Standardized ROI (sROI) and volume of interest (sVOI) methods have also been developed which combine features of the manual ROI and voxel-based approaches to automatically calculate and display levels of regional brain activity based on anatomic regions defined on a brain template. Software dedicated to regional brain PET quantification and comparison with a normal database was first cleared by the U.S. Food and Drug Administration for clinical use in 2004, and is commercially distributed under the trademark NeuroQ (Syntermed Inc., Atlanta). In addition to NeuroQ, several other FDA approved options that use various algorithms for quantification have become available, such as Scenium (Siemens AG, New York, NY), MIMneuro (MIMvista Corp., Cleveland, OH), and Cortex ID (GE Healthcare, Waukesha, WI).

Underutilization of PET

Factors contributing to the underutilization of PET include perceptions about cost and availability of resources which are no longer warranted in the U.S., lack of specialized training for interpreting PET scans, and conflicting opinions about the utility of various imaging modalities. Misconstrued notions about the reimbursement process, costs associated with PET, and accessibility, impede utilization. Additionally, many radiologists, and even many ABNM-certified Nuclear Medicine physicians, have difficulty reading brain PET scans as they lack sufficient experience. Radiologists are accustomed to using structural imaging modalities to examine brain, but generally have much less familiarity with PET for this indication. At the patient referral level, when presented with patients who have MCI or MDC, most primary care physicians have limited expertise in pursuing the most appropriate follow-up steps. This may be especially problematic in light of diverse lines of data pointing to enhanced value of treating patients earlier than is currently typically done. Additionally, debates about which imaging modality is best, and lack of clear knowledge about the utility of FDG-PET versus amyloid imaging in evaluating cognitive decline, hinder appropriate utilization of the available imaging tools.
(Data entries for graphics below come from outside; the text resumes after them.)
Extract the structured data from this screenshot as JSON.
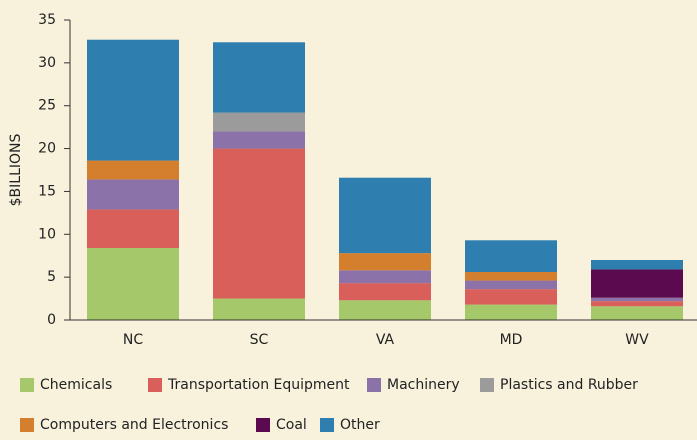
{
  "chart_data": {
    "type": "stacked_bar",
    "ylabel": "$BILLIONS",
    "categories": [
      "NC",
      "SC",
      "VA",
      "MD",
      "WV"
    ],
    "series": [
      {
        "name": "Chemicals",
        "color": "#a5c96a",
        "values": [
          8.4,
          2.5,
          2.3,
          1.8,
          1.6
        ]
      },
      {
        "name": "Transportation Equipment",
        "color": "#d9605a",
        "values": [
          4.5,
          17.5,
          2.0,
          1.8,
          0.6
        ]
      },
      {
        "name": "Machinery",
        "color": "#8b72a8",
        "values": [
          3.5,
          2.0,
          1.5,
          1.0,
          0.4
        ]
      },
      {
        "name": "Plastics and Rubber",
        "color": "#9b9b9b",
        "values": [
          0,
          2.2,
          0,
          0,
          0
        ]
      },
      {
        "name": "Computers and Electronics",
        "color": "#d47f2e",
        "values": [
          2.2,
          0,
          2.0,
          1.0,
          0
        ]
      },
      {
        "name": "Coal",
        "color": "#5c0a4f",
        "values": [
          0,
          0,
          0,
          0,
          3.3
        ]
      },
      {
        "name": "Other",
        "color": "#2e7fb0",
        "values": [
          14.1,
          8.2,
          8.8,
          3.7,
          1.1
        ]
      }
    ],
    "ylim": [
      0,
      35
    ],
    "yticks": [
      0,
      5,
      10,
      15,
      20,
      25,
      30,
      35
    ],
    "grid": false,
    "legend": "bottom"
  }
}
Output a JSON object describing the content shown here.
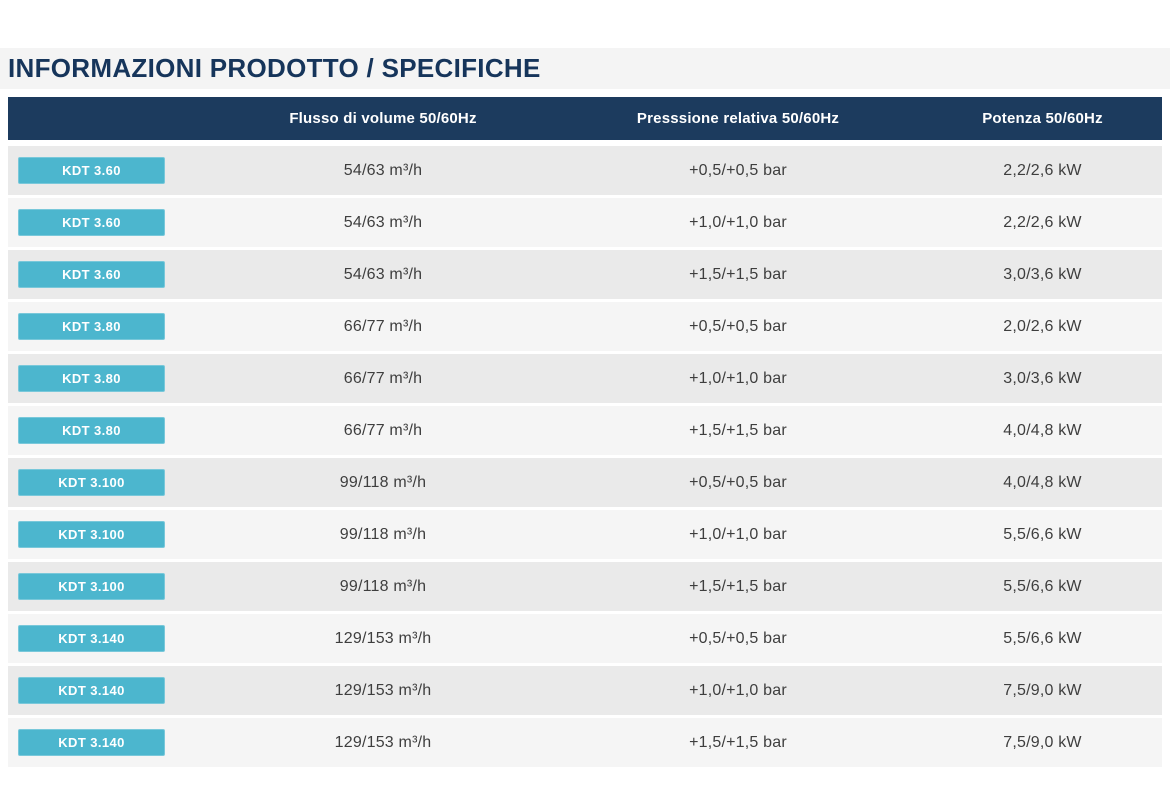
{
  "page": {
    "title": "INFORMAZIONI PRODOTTO / SPECIFICHE"
  },
  "colors": {
    "header_bg": "#1c3b5e",
    "title_text": "#16355b",
    "model_button_bg": "#4cb6ce",
    "row_odd_bg": "#eaeaea",
    "row_even_bg": "#f5f5f5"
  },
  "table": {
    "columns": [
      "",
      "Flusso di volume 50/60Hz",
      "Presssione relativa 50/60Hz",
      "Potenza 50/60Hz"
    ],
    "rows": [
      {
        "model": "KDT 3.60",
        "flow": "54/63 m³/h",
        "pressure": "+0,5/+0,5 bar",
        "power": "2,2/2,6 kW"
      },
      {
        "model": "KDT 3.60",
        "flow": "54/63 m³/h",
        "pressure": "+1,0/+1,0 bar",
        "power": "2,2/2,6 kW"
      },
      {
        "model": "KDT 3.60",
        "flow": "54/63 m³/h",
        "pressure": "+1,5/+1,5 bar",
        "power": "3,0/3,6 kW"
      },
      {
        "model": "KDT 3.80",
        "flow": "66/77 m³/h",
        "pressure": "+0,5/+0,5 bar",
        "power": "2,0/2,6 kW"
      },
      {
        "model": "KDT 3.80",
        "flow": "66/77 m³/h",
        "pressure": "+1,0/+1,0 bar",
        "power": "3,0/3,6 kW"
      },
      {
        "model": "KDT 3.80",
        "flow": "66/77 m³/h",
        "pressure": "+1,5/+1,5 bar",
        "power": "4,0/4,8 kW"
      },
      {
        "model": "KDT 3.100",
        "flow": "99/118 m³/h",
        "pressure": "+0,5/+0,5 bar",
        "power": "4,0/4,8 kW"
      },
      {
        "model": "KDT 3.100",
        "flow": "99/118 m³/h",
        "pressure": "+1,0/+1,0 bar",
        "power": "5,5/6,6 kW"
      },
      {
        "model": "KDT 3.100",
        "flow": "99/118 m³/h",
        "pressure": "+1,5/+1,5 bar",
        "power": "5,5/6,6 kW"
      },
      {
        "model": "KDT 3.140",
        "flow": "129/153 m³/h",
        "pressure": "+0,5/+0,5 bar",
        "power": "5,5/6,6 kW"
      },
      {
        "model": "KDT 3.140",
        "flow": "129/153 m³/h",
        "pressure": "+1,0/+1,0 bar",
        "power": "7,5/9,0 kW"
      },
      {
        "model": "KDT 3.140",
        "flow": "129/153 m³/h",
        "pressure": "+1,5/+1,5 bar",
        "power": "7,5/9,0 kW"
      }
    ]
  }
}
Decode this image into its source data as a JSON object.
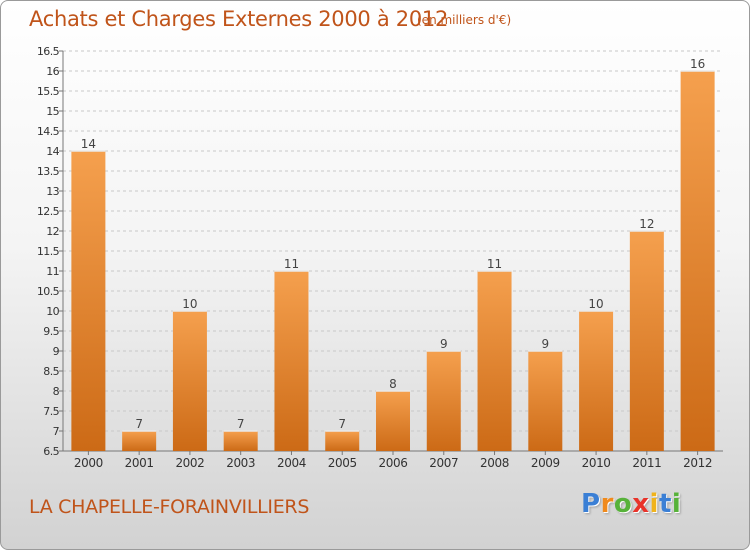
{
  "title": "Achats et Charges Externes 2000 à 2012",
  "units": "(en milliers d'€)",
  "commune": "LA CHAPELLE-FORAINVILLIERS",
  "logo": {
    "letters": [
      "P",
      "r",
      "o",
      "x",
      "i",
      "t",
      "i"
    ],
    "colors": [
      "#3a7fd5",
      "#f08a1c",
      "#57b23a",
      "#e8332a",
      "#f0b31c",
      "#3a7fd5",
      "#57b23a"
    ]
  },
  "colors": {
    "bar_light": "#f5a04e",
    "bar_dark": "#cc6a16",
    "accent": "#c0541a"
  },
  "chart_data": {
    "type": "bar",
    "title": "Achats et Charges Externes 2000 à 2012",
    "categories": [
      "2000",
      "2001",
      "2002",
      "2003",
      "2004",
      "2005",
      "2006",
      "2007",
      "2008",
      "2009",
      "2010",
      "2011",
      "2012"
    ],
    "values": [
      14,
      7,
      10,
      7,
      11,
      7,
      8,
      9,
      11,
      9,
      10,
      12,
      16
    ],
    "data_labels": [
      "14",
      "7",
      "10",
      "7",
      "11",
      "7",
      "8",
      "9",
      "11",
      "9",
      "10",
      "12",
      "16"
    ],
    "ylim": [
      6.5,
      16.5
    ],
    "yticks": [
      "6.5",
      "7",
      "7.5",
      "8",
      "8.5",
      "9",
      "9.5",
      "10",
      "10.5",
      "11",
      "11.5",
      "12",
      "12.5",
      "13",
      "13.5",
      "14",
      "14.5",
      "15",
      "15.5",
      "16",
      "16.5"
    ],
    "grid": true,
    "legend": "none"
  }
}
The criteria that patients who qualify for Medicare must meet is less cumbersome than often perceived, and routine reimbursement is possible and easily tracked if physicians follow a systematic referral process. For example, the Brain Imaging Clinic located at UCLA uses a simple seven-point checklist to determine if FDG-PET dementia evaluation is indicated, and will be covered by Medicare (Figure 3).

Figure 3.

Figure 3

Simple checklist utilized by UCLA Brain Imaging Clinic to determine if FDG-PET is indicated, and covered by Medicare

Centralized PET reading services, as have been offered for example at Dartmouth, Stanford, and UCLA facilities, are also excellent options for improving report quality, as qualified experts review the scans and provide detailed feedback. Preceptorships designed for educating healthcare professionals about acquisition and interpretation of PET scans also may help to improve the present situation. As highlighted earlier, quantification methods can help interpreters in extracting more of the objective information acquired in PET images.

Increasing awareness of clinicians about PET availability and utility may promote efforts to appropriately follow-up with the necessary neuroimaging tools that will allow for more accurate diagnosis of patients. A multi-pronged approach to increasing awareness and education of patients, families, and physicians may in the long-run, serve as the most effective approach for combating underutilization of PET for evaluation of prodromal dementia, while concomitantly increasing the confidence and accuracy of physician diagnoses.

Conclusion

Structural and functional imaging techniques can be preferentially used at different stages of cognitive decline, geared to the specific biologic changes occurring in patients. Levels of specific proteins in CSF, and scans obtained with MRI, SPECT, and PET, serve as biomarkers with varying degrees of utility for predicting subsequent cognitive decline, as discussed in detail above. With enhanced education about optimizing the diagnostic work-up for those patients presenting with early cognitive dysfunction, prognostic and diagnostic accuracies and subsequent therapeutic management can be substantially improved.